Watching this video, I couldn't help but think about some of my recent reflections on the sacraments, particularly the Eucharist. What makes the Eucharist special is that Christ set it aside as a promised moment of encounter between God and his people, a symbolic remembrance that comes attached with a promise for the infusion of resurrection life. What's beautiful to me about it is the fact that God shows up to meet with his people in such a simple, no-fuss way--no strings attached. We prepare our hearts through corporate repentance and worship, yes, but Eucharist/communion is primarily a moment of receiving. It's not something the lay participant or the priest has power over, that either's worthiness or holiness makes valid. And by no means is it the only time God meets with his people or fills them with life! But it is a time and place set aside by God for that very thing, meaning that regardless of what has gone on in our week, regardless of how much energy we have left to give, God has promised to meet with us, Christ has promised to meet with us in the receiving of the bread and the wine.

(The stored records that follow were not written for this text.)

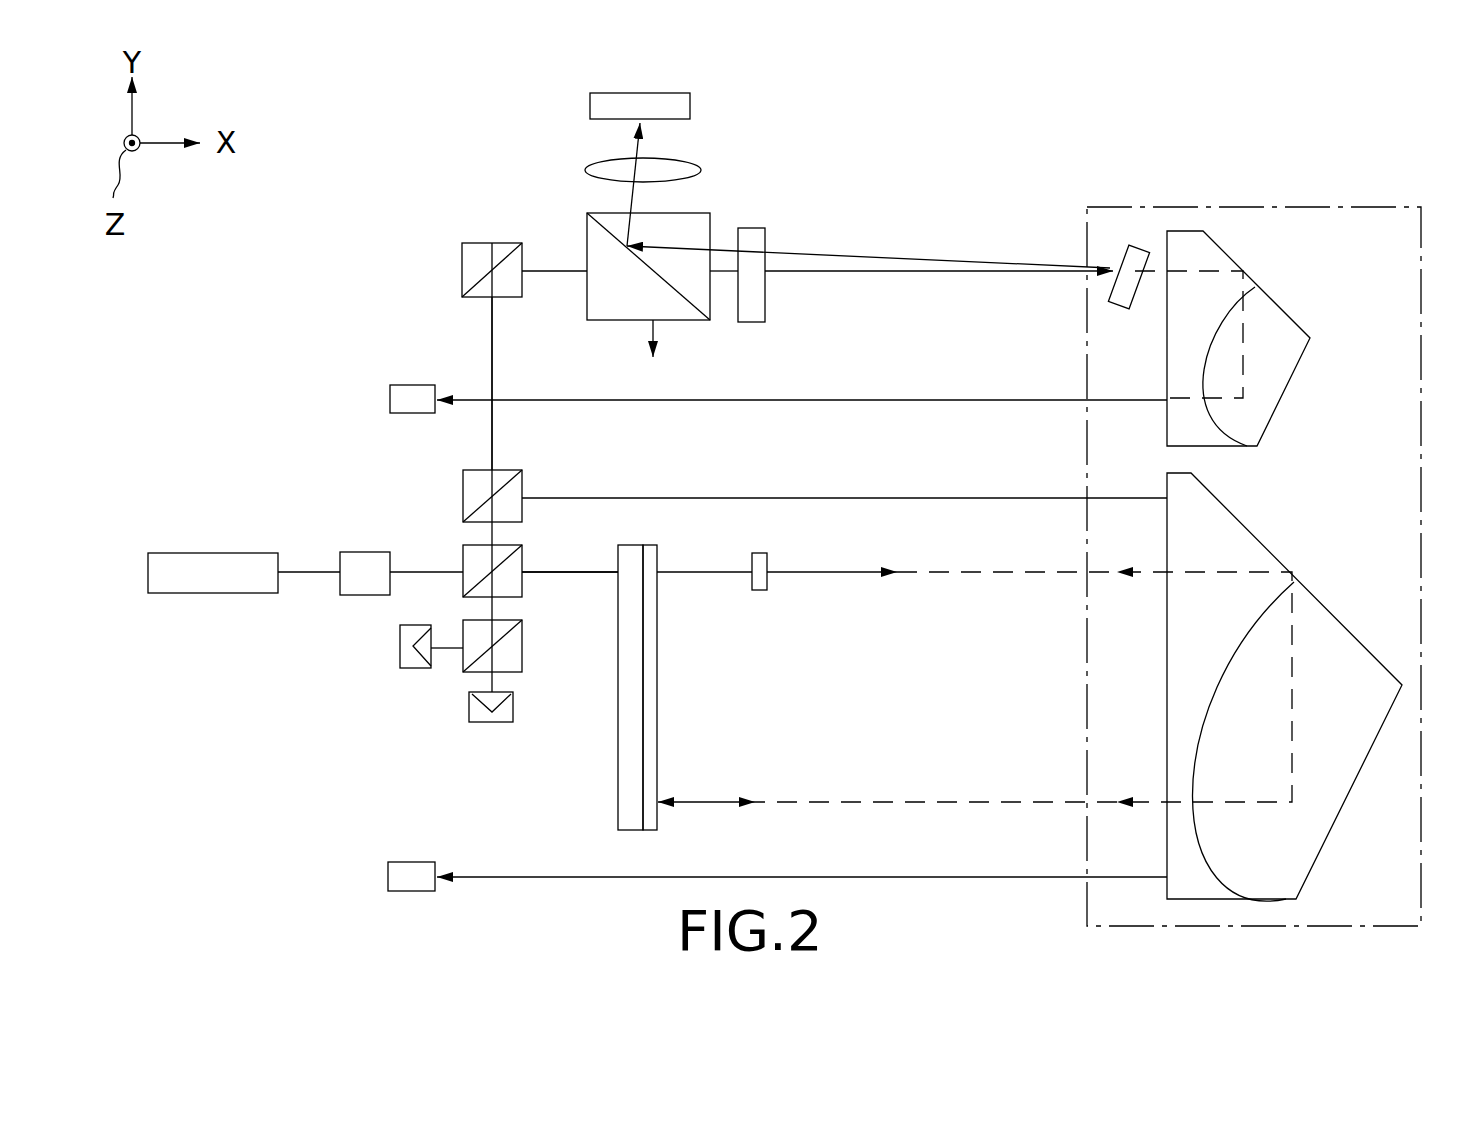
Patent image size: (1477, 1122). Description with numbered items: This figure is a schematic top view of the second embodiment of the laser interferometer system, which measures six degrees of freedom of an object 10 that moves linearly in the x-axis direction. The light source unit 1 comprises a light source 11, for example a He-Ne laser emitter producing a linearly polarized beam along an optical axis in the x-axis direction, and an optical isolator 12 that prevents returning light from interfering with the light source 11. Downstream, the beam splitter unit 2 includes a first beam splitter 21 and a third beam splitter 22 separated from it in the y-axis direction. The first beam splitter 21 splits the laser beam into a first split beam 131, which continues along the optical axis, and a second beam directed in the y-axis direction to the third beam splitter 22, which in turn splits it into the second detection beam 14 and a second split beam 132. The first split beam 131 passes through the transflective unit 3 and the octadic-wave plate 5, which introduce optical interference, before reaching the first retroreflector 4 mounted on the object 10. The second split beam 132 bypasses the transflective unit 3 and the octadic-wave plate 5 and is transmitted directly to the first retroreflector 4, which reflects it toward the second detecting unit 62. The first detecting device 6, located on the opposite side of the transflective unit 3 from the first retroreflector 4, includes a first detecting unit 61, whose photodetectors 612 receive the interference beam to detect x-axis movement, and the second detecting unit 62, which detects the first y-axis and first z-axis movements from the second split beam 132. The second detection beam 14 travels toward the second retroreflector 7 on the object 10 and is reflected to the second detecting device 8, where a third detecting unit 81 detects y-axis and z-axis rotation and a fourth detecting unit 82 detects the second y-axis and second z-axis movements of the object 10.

The light source unit 1 is at (269, 510).
The light source 11 is at (218, 575).
The optical isolator 12 is at (363, 563).
The beam splitter unit 2 is at (440, 522).
The first beam splitter 21 is at (473, 567).
The third beam splitter 22 is at (477, 492).
The second detection beam 14 is at (494, 425).
The first split beam 131 is at (578, 572).
The second split beam 132 is at (593, 498).
The transflective unit 3 is at (666, 706).
The octadic-wave plate 5 is at (758, 563).
The object 10 is at (1274, 198).
The second retroreflector 7 is at (1287, 307).
The first retroreflector 4 is at (1311, 566).
The second detecting device 8 is at (786, 212).
The third detecting unit 81 is at (741, 187).
The fourth detecting unit 82 is at (405, 385).
The first detecting device 6 is at (707, 763).
The first detecting unit 61 is at (398, 657).
The photodetectors 612 is at (398, 642).
The second detecting unit 62 is at (397, 873).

God doesn't need the vessels or ambassadors he has chosen to work with and through, but he does work with and through them. God doesn't need the bread and the wine, but he does work in and through them. It is a small view of God to think that we need one particular minister or Christian leader so badly that we can overlook their personal sins in order to keep them on stage or at the altar. But it's often a big view of God that puts broken people like Todd Bentley in the limelight.

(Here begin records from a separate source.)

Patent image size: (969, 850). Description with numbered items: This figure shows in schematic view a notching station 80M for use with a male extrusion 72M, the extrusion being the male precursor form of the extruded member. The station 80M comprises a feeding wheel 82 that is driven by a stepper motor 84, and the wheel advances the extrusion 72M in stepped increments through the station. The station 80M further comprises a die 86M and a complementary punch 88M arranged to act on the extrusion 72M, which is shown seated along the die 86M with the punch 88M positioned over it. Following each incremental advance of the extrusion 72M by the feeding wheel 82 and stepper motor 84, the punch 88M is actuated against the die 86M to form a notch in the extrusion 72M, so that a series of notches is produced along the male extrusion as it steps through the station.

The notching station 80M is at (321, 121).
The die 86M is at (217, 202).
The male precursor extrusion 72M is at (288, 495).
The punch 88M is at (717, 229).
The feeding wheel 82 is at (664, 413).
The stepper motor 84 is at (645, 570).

Too often I hear revivalists dismissed as flim-flammers, Machiavellian schemers who set out to dupe and destroy the church, with examples like Bentley offered up as exhibits A-Z. As much as I feel compelled to condemn the way this adulterer has been "restored" without repentance (which I'm not sure how that works in the case of divorce and remarriage, but it does seem like his second marriage would not be valid in God's eyes, given that he is not a widower), I don't see that as carte blanche for writing off spiritually efficacious ministry. It makes me long for it to be done rightly. It makes me long for people to be ministering in the power of the Spirit in ways that are submitted to church discipline, ethical standards and in ways that encourage instead of discourage rational engagement with the living God rather than the spasms and paroxysms of "revival". It's not God's design for us to look like crazy people being undone by unseen and unknowable powers, but to be humanity restored by divine life walking in love with Father-Son-Holy Spirit and our neighbors. I long to see the vital divine energy of revival being channeled in that way, for the power ministry of the apostles and prophets to coincide with the patient and reasonable application of the church's instruction.



2 comments:

carl thomas said...

I went to Lakeland a handful of times. It was about 4 hours away from me. At the beginning it was amazing. Then it grew a little ridiculous. Then it went into the tent and became pretty boring.

I saw people get healed with my own eyes. But I have seen that before, and after Lakeland.

FWIW

Unknown said...

That's cool. I don't doubt that God was moving there, or that people were healed.

I think though that one of the reasons God doesn't show up in powerful ways more often is precisely because news of a gifted healer can foment hysteria, and because his church often seems ill-equipped to guide people pastorally through times of revivalistic encounter.

If you haven't encountered Francis MacNutt or Christian Healing Ministries, you may be interested in some of their literature or even conferences (they're based in Jacksonville, FL). Though I'm sure they're not without their own problems (who isn't?), they seem to be the most level-headed, wise and biblically sound group promoting the healing ministry right now.